Materials and Methods
Retrospective cross-sectional study with longitudinal ECG and echocardiographic follow-up, 29 patients who underwent surgical LVA resection between 2011 and 2022 at a tertiary cardiac center were evaluated. Demographic characteristics, comorbidities, lipid status, perioperative complications, Electrocardiographic (ECG) findings, echocardiographic parameters, length of hospital stay, and mortality were extracted from medical records and follow-up assessments. ECGs were analyzed preoperatively, immediately after surgery, during Intensive Care Unit (ICU) admission, and at ward admission. Left Ventricular Ejection Fraction (LVEF) was assessed longitudinally during ICU admission, at ward admission, and at 6 months and 2 years postoperatively.
Results
Preoperative ventricular arrhythmias were observed in 34.5% of patients, while atrial fibrillation was present in 17.2%, with no significant sex-based differences.
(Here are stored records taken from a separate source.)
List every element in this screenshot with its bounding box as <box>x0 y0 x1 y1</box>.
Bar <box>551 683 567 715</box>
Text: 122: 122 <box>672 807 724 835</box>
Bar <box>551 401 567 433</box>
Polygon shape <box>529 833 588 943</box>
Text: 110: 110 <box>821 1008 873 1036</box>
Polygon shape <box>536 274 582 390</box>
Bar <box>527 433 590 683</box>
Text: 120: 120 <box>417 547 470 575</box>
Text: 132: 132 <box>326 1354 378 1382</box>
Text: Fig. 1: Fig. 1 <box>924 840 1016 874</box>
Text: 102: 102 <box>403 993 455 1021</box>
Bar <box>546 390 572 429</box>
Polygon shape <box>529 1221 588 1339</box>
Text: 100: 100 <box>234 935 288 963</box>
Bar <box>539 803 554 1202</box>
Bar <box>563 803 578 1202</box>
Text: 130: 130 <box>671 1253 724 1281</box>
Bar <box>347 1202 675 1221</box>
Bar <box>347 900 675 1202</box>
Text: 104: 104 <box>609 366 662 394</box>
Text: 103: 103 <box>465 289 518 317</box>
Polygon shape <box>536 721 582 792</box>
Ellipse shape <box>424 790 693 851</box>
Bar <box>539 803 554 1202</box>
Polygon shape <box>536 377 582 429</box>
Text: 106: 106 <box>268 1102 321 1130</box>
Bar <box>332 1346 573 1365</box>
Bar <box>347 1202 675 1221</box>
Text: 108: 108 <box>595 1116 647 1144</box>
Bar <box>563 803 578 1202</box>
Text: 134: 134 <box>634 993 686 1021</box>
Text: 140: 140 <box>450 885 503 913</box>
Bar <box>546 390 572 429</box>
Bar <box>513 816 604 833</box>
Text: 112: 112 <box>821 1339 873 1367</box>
Postoperative arrhythmias occurred in 20.7% of patients. While 72.4% of patients had normal ECGs at ICU admission, observed abnormalities were significantly more frequent among male patients (p = 0.040). Dyslipidemia was associated in univariable analysis with abnormal postoperative ECG findings during ICU and ward admission (p = 0.012 and p = 0.047, respectively). Mean LVEF improved significantly from 33.4% ± 8.1% preoperatively to 42.9% ± 6.9% at 2-year follow-up (p < 0.05). Six patients died during the early postoperative period, primarily due to low cardiac output syndrome and cardiac tamponade; two additional deaths were identified during follow-up, with undetermined causes.
Discussion
Surgical resection of LVA is associated with significant improvement in left ventricular function; however, cardiac arrhythmias remain relatively common in the perioperative period. Male sex and dyslipidemia appear to be associated with a higher burden of postoperative ECG abnormalities.
Conclusion
These findings underscore the importance of meticulous perioperative monitoring and risk-factor optimization, and closer monitoring of cardiovascular risk factors may be warranted following LVA resection.